It was a mixed first quarter for Dean Foods (NYSE: DF ) , which in some ways could be considered positive. Last quarter, I disagreed with contrarians feeling bullish on the company, citing four different reasons the company was facing both short- and long-term difficulties. This quarter, there are some signs of life, but I still feel investors should steer clear.
The (continuing) bear case
First, the numbers: Dean experienced an adjusted loss of $5 million this quarter, versus a $30 million gain last year. Despite a 2.1% gain in sales, gross profit fell by 16%. Long-term debt, long a problem for Dean, grew by 7.4%.
It's tempting to see the small gain in sales as a positive, but it comes from the same reason for the decline in gross profit -- higher raw milk costs. Raw milk is currently at a record high, allowing Dean to pass some of that cost on to consumers and thus raise total sales, but not enough to offset its own costs, leading to its gross margin almost getting cut in half.
Dean's sales in terms of volume is actually down sharply due to the loss of a major customer -- the most major customer in the grocery industry -- as well as another customer's decision to vertically integrate its business. Management made sure to point out that excluding those major losses, volume is up 1.1% compared to a decline of 2.1% for the total industry, but that feels a little like saying, "I broke my leg but at least this flu is getting better."

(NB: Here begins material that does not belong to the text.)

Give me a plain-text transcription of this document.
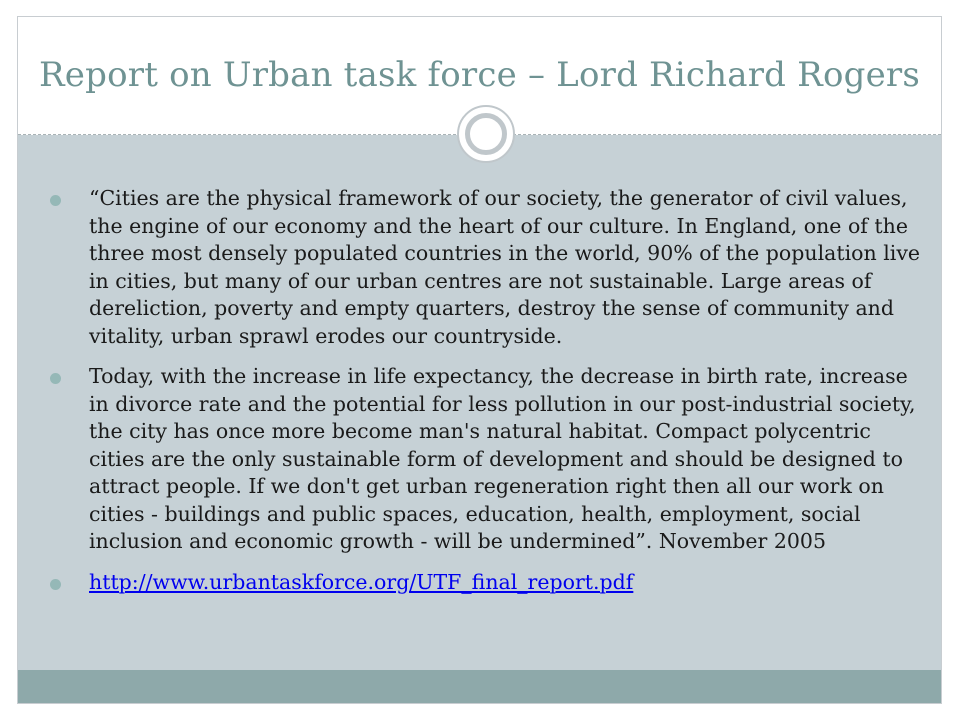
Report on Urban task force – Lord Richard Rogers
“Cities are the physical framework of our society, the generator of civil values, the engine of our economy and the heart of our culture. In England, one of the three most densely populated countries in the world, 90% of the population live in cities, but many of our urban centres are not sustainable. Large areas of dereliction, poverty and empty quarters, destroy the sense of community and vitality, urban sprawl erodes our countryside.
Today, with the increase in life expectancy, the decrease in birth rate, increase in divorce rate and the potential for less pollution in our post-industrial society, the city has once more become man's natural habitat. Compact polycentric cities are the only sustainable form of development and should be designed to attract people. If we don't get urban regeneration right then all our work on cities - buildings and public spaces, education, health, employment, social inclusion and economic growth - will be undermined”. November 2005
http://www.urbantaskforce.org/UTF_final_report.pdf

Because of these continuing challenges, management lowered full-year guidance from a low of $0.73 per share to $0.60, although they kept free cash flow guidance at $125 million. At today's enterprise value, that will put the company at an EV-to-free cash flow ratio of close to 20, not outrageous but certainly too high for a company losing customers in an already-declining industry.

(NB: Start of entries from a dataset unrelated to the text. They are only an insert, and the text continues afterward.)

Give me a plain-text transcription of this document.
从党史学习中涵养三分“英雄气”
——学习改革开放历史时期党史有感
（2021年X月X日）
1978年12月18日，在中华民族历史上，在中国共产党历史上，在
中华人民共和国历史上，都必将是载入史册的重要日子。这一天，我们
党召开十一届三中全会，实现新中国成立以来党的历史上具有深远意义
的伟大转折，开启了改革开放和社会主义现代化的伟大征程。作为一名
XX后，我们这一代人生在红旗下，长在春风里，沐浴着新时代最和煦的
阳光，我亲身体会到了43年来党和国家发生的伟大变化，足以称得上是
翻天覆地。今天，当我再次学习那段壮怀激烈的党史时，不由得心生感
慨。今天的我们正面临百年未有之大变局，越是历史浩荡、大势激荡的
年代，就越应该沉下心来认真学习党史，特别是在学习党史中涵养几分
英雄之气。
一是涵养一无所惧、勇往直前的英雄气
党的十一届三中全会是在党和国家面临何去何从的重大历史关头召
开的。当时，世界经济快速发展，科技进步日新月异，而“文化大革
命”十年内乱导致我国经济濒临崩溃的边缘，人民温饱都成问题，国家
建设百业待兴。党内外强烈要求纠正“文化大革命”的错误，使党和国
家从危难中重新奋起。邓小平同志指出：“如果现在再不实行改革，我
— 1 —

The (contrarian) bull case
The crux of the contrarian case is that raw milk prices, now at a record high, are rising more slowly. While prices this quarter were 22% higher than last year, they were only 12% higher than last quarter. Recent data from the USDA actually shows the price of raw milk dropping slightly for the first time since April of last year.

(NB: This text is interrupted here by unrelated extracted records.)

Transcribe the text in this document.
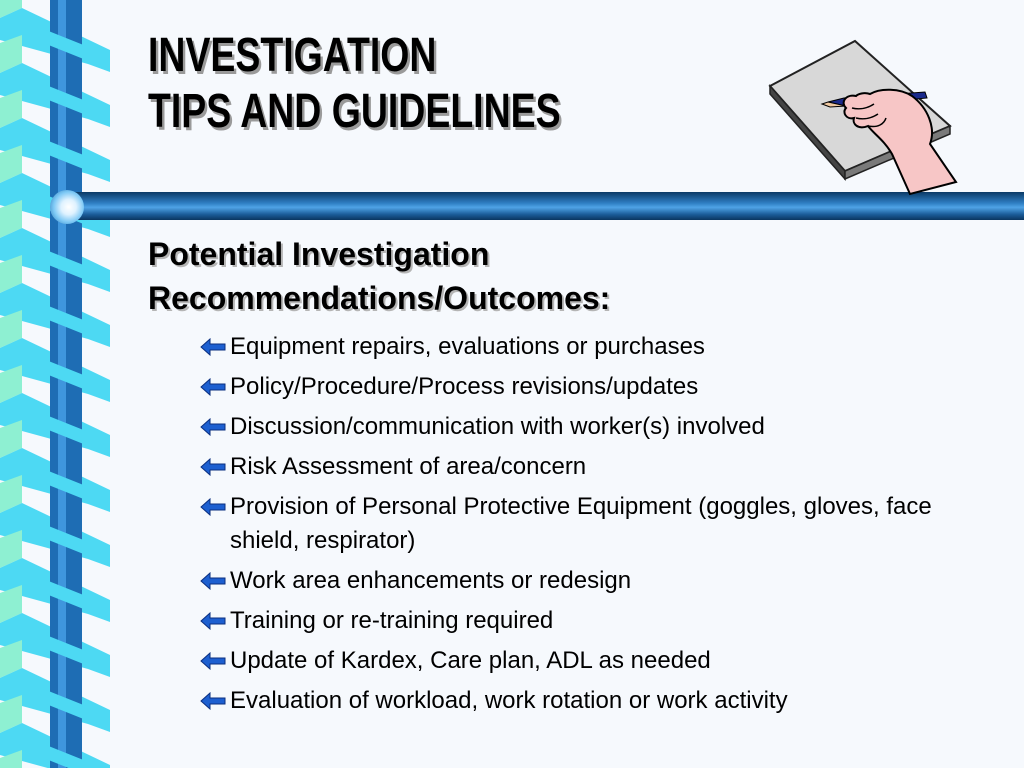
INVESTIGATION
TIPS AND GUIDELINES
Potential Investigation
Recommendations/Outcomes:
Equipment repairs, evaluations or purchases
Policy/Procedure/Process revisions/updates
Discussion/communication with worker(s) involved
Risk Assessment of area/concern
Provision of Personal Protective Equipment (goggles, gloves, face shield, respirator)
Work area enhancements or redesign
Training or re-training required
Update of Kardex, Care plan, ADL as needed
Evaluation of workload, work rotation or work activity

If prices start falling to their historical average, that should be a great boon for Dean and will allow its margin to move closer to its own historical average. Currently just below 20%, the company's gross margin has fluctuated between 22.5% and 27.5% for the last 10 years, but it began its steady decline long before milk prices started exploding. Still, the company has been trying to respond and cut costs by closing plants, eight in 2013 and three more planned.
Another point in the bull case is that within a couple of quarters, the difficult comparisons to last year will start to drop off. Investors who get in at the rock bottom may see gains as easier comparisons create the appearance of growth.
The Foolish bottom line
At some point, Dean's volume losses and falling profits will drop off, and investors will forget that Dean recently lost two large customers and can't keep demand high enough to offset costs. However, it's important to remember that, for one thing, the milk industry has been in a state of multi-decade decline. Dean might get volumes up a few percent here and there, but it's not likely to ever see any real growth. The industry is also extremely cyclical, and there's little Dean can do when costs get out of control, nor is there much investors can do to see it coming. Investors would be wise to focus on an industry with more potential.